これらの患者さんでは、治療薬の選択や投与量の調整に注意が必要です。

薬剤の相互作用の注意点

鉤虫症治療薬は、他の薬剤と相互作用を起こす可能性があります。

薬剤相互作用の可能性がある薬剤
アルベンダゾールシメチジン、デキサメタゾン、カルバマゼピンなど
メベンダゾールシメチジン、フェニトイン、カルバマゼピンなど
ピランテルパモ酸塩ピペラジン、テオフィリン、ジゴキシンなど

保険適用・治療にかかる費用

治療費についての留意点

実際の治療費(医療費)が以下説明より高額になるケースが多々ございます。以下記載内容について当院では一切の責任を負いかねます事を予めご了承下さい。

鉤虫症の保険適用

鉤虫症の治療は、日本の公的医療保険の適用対象です。

保険の種類適用の有無
国民健康保険適用あり
社会保険適用あり
後期高齢者医療保険適用あり

鉤虫症の治療薬費用

鉤虫症の治療に用いられる主な薬剤と費用

薬剤名費用(自己負担額)
アルベンダゾール1,000円~2,000円程度
メベンダゾール1,000円~2,000円程度
ピランテルパモ酸塩500円~1,000円程度

これらの費用は、保険適用後の自己負担額です。
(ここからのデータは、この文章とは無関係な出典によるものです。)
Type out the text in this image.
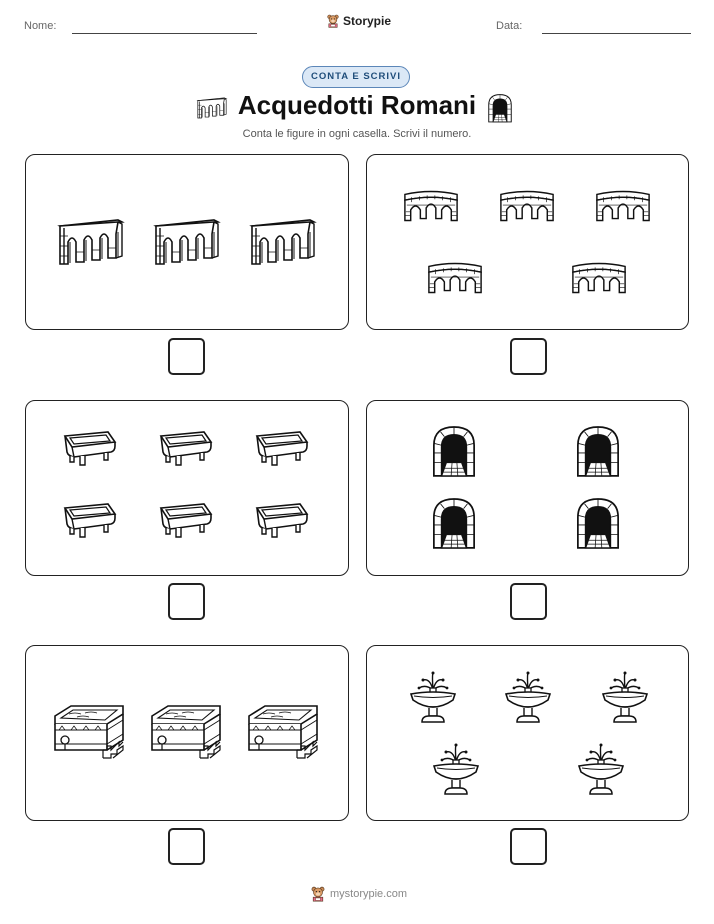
Nome:	Storypie	Data:
CONTA E SCRIVI
Acquedotti Romani
Conta le figure in ogni casella. Scrivi il numero.
mystorypie.com
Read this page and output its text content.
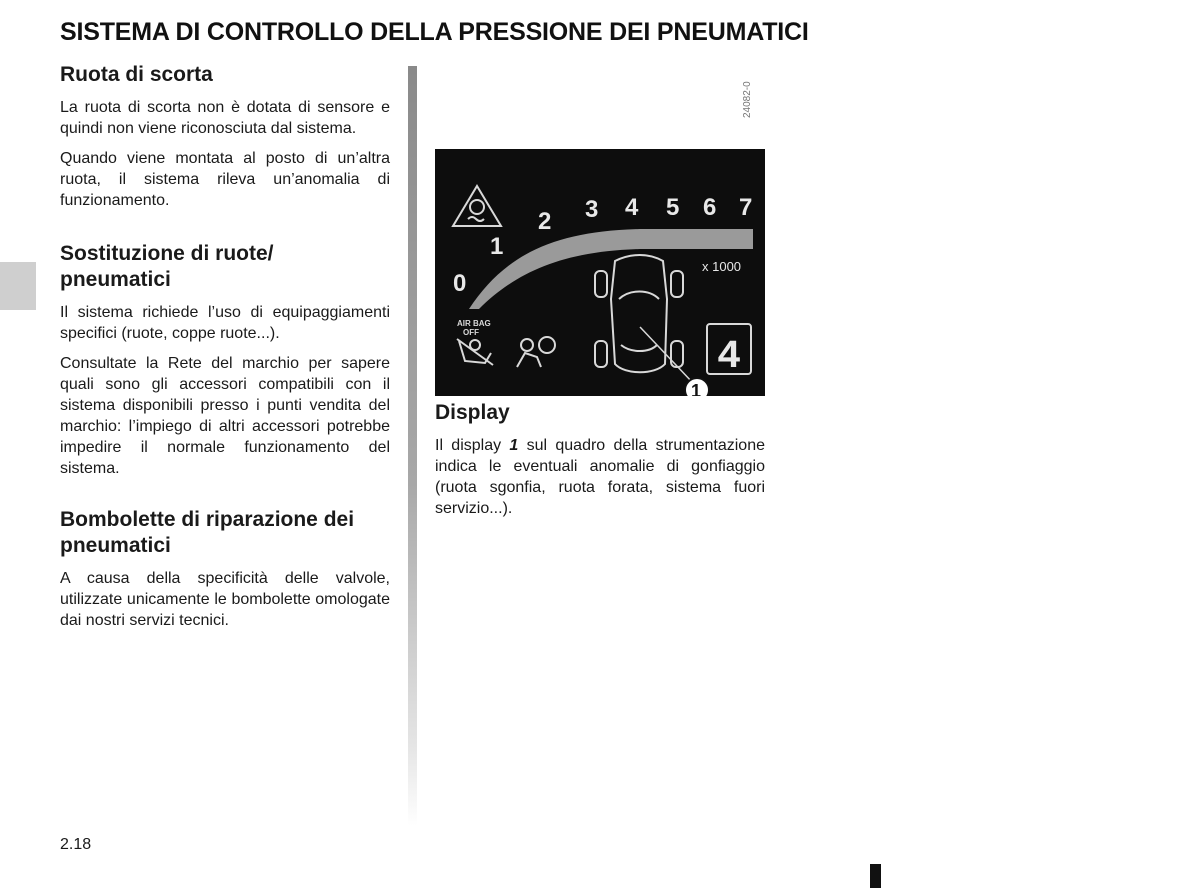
SISTEMA DI CONTROLLO DELLA PRESSIONE DEI PNEUMATICI
Ruota di scorta

La ruota di scorta non è dotata di sensore e quindi non viene riconosciuta dal sistema.

Quando viene montata al posto di un’altra ruota, il sistema rileva un’anomalia di funzionamento.

Sostituzione di ruote/ pneumatici

Il sistema richiede l’uso di equipaggiamenti specifici (ruote, coppe ruote...).

Consultate la Rete del marchio per sapere quali sono gli accessori compatibili con il sistema disponibili presso i punti vendita del marchio: l’impiego di altri accessori potrebbe impedire il normale funzionamento del sistema.

Bombolette di riparazione dei pneumatici

A causa della specificità delle valvole, utilizzate unicamente le bombolette omologate dai nostri servizi tecnici.

24082-0
0
1
2 3 4 5 6 7
x 1000
4
AIR BAG
OFF
1
Display

Il display 1 sul quadro della strumentazione indica le eventuali anomalie di gonfiaggio (ruota sgonfia, ruota forata, sistema fuori servizio...).

2.18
ただし、薬剤の種類や投与量によって異なることがあります。

治療費用の補助制度

鉤虫症の治療費用が高額になるときは、補助制度が利用できることがあります。

  • 高額療養費制度
  • 医療費控除
  • 自治体の医療費助成制度

上に記載した治療費用は目安であり、実際にはより高くなることもありますのでご了承ください。保険適用の可否については、診察時に担当医師に直接ご確認ください。